Je suis allé m'asseoir à la table. Peu de temps après, les bourreaux ont apporté une colline de carcasses rouges sur une grande tôle. Il fallait prendre nous-mêmes le homard pour le mettre dans notre assiette. Ouach! Mais puisqu'on allait le manger, je me suis dit que je pouvais laisser passer mes réflexes de citadin. Je n'avais aucune idée de la manière de manger ça. Heureusement, ma boss, qui vient du Bas-Saint-Laurent, m'a tout expliqué. D'abord, elle m'a fait valoir que la meilleure partie de la chair du homard se trouvait dans les pinces. Dans son cas, elle mange une pince au début et se garde l'autre pour la fin. Bavette autour du cou, j'ai donc brisé les pinces de mon homard. Je vous jure, j'avais vraiment l'impression qu'il allait se mettre à bouger! J'étais sûrement beau à voir... Après avoir beaucoup gossé, j'ai fini pour noyer un petit bout de chair blanche dans du beurre à l'ail. Mais c'est vraiment bon! Ce fut après le tour de la queue (il y a eu évidemment un éclat de rire quand un cuisinier a demandé si quelqu'un voulait une queue...) et c'était un peu moins laborieux.

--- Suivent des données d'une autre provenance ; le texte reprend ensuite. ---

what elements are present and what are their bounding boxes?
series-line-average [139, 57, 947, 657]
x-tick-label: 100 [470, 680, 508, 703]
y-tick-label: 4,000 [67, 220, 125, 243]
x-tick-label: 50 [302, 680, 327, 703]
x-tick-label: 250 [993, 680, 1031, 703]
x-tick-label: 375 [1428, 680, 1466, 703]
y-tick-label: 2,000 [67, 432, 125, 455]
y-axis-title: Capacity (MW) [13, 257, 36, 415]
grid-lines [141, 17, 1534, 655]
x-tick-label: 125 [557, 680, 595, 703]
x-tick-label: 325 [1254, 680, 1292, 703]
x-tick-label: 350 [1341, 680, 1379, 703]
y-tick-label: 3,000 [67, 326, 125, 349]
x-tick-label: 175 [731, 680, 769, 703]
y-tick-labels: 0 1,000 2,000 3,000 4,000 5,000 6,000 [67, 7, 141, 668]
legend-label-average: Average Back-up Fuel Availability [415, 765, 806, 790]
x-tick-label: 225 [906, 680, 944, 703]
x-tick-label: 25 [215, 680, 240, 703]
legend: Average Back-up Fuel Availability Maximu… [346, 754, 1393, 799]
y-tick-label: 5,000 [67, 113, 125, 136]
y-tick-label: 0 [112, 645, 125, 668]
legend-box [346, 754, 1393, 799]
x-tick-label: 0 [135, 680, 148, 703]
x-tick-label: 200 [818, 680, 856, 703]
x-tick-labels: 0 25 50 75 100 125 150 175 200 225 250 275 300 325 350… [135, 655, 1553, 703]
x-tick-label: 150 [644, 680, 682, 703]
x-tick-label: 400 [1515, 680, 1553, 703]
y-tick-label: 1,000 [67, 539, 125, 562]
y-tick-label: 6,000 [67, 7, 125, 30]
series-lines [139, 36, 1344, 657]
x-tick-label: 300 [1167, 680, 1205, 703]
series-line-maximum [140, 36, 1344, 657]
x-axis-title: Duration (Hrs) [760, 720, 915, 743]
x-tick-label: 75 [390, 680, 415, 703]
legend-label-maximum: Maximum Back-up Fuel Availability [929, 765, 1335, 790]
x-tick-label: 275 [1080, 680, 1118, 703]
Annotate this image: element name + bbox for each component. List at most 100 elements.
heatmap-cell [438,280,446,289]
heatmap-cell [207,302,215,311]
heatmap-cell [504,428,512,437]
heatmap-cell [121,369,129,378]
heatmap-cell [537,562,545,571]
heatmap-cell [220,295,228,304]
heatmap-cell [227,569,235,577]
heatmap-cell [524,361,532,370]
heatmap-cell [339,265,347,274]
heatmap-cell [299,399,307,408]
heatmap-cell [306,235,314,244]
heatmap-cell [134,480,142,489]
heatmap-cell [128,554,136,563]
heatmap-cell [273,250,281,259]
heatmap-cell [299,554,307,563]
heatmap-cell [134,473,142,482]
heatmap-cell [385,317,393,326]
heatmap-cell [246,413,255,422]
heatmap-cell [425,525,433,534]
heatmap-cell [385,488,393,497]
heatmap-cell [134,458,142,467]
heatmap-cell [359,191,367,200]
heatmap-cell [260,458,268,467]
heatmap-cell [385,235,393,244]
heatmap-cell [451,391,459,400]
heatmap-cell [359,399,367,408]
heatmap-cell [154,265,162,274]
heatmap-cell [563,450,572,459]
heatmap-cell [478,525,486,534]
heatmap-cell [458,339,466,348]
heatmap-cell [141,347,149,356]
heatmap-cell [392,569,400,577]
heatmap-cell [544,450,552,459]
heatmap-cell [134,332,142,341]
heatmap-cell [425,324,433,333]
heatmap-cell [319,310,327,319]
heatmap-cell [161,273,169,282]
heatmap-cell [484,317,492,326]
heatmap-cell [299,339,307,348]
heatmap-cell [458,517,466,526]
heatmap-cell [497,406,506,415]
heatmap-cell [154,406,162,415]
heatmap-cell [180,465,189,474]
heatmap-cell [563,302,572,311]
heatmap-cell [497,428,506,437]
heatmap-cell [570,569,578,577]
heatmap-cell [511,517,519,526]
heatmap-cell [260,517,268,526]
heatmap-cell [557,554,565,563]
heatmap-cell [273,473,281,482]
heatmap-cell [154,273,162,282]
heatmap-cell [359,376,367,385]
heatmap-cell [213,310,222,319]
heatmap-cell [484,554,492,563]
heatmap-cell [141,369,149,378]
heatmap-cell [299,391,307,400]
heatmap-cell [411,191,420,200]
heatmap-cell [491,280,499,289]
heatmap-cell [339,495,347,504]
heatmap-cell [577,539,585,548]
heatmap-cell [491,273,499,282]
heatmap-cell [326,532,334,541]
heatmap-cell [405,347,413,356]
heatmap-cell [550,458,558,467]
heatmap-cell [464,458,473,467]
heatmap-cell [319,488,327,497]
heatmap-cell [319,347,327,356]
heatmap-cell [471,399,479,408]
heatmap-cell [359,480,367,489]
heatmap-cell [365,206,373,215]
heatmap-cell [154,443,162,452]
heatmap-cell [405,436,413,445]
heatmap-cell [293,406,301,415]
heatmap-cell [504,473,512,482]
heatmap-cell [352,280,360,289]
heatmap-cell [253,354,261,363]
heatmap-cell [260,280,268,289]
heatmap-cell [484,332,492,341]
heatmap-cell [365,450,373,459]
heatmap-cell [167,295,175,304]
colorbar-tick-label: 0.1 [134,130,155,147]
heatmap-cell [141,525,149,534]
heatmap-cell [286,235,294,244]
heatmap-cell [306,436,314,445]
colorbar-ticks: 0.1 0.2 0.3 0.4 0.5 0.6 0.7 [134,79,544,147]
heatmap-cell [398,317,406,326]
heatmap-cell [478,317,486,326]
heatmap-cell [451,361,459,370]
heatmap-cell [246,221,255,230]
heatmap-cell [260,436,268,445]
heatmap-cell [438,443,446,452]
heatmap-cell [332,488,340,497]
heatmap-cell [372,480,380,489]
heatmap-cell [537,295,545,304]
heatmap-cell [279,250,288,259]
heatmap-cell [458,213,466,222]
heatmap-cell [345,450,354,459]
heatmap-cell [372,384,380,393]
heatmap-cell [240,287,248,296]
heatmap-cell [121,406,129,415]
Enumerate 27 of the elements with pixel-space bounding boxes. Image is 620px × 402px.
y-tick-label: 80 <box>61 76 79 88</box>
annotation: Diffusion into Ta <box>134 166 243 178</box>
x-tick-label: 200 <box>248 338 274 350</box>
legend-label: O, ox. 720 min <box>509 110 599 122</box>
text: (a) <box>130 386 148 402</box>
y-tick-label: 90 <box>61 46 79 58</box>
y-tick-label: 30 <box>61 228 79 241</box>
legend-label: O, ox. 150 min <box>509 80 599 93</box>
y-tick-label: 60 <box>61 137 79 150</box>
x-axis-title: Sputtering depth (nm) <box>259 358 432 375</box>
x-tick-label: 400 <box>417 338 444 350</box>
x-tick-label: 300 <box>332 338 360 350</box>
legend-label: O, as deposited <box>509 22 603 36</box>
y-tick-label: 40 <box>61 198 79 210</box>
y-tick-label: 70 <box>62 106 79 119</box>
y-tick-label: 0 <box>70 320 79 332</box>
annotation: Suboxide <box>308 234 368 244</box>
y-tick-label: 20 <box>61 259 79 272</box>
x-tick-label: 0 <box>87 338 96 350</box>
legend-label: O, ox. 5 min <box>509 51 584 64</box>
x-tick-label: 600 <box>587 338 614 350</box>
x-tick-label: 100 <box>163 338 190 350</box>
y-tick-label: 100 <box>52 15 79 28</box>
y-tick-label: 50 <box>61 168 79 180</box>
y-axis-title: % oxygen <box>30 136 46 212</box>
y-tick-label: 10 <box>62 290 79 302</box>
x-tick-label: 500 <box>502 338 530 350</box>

Bilan? Comme dirait MeRU, c'est beaucoup de trouble pour peu de stock à manger. Et surtout, ça reste assez dégueulasse. Tu as une grosse carcasse devant toi que tu dois pulvériser. Il y a du jus qui sort de partout et tu as les mains couvertes de beurre à l'ail. L'année prochaine, je crois que je vais m'asseoir avec ceux qui avaient commandé du saumon. Au moins, dans le cas des poissons, on ne les voit pas mourir dans un filet... Vive le déni!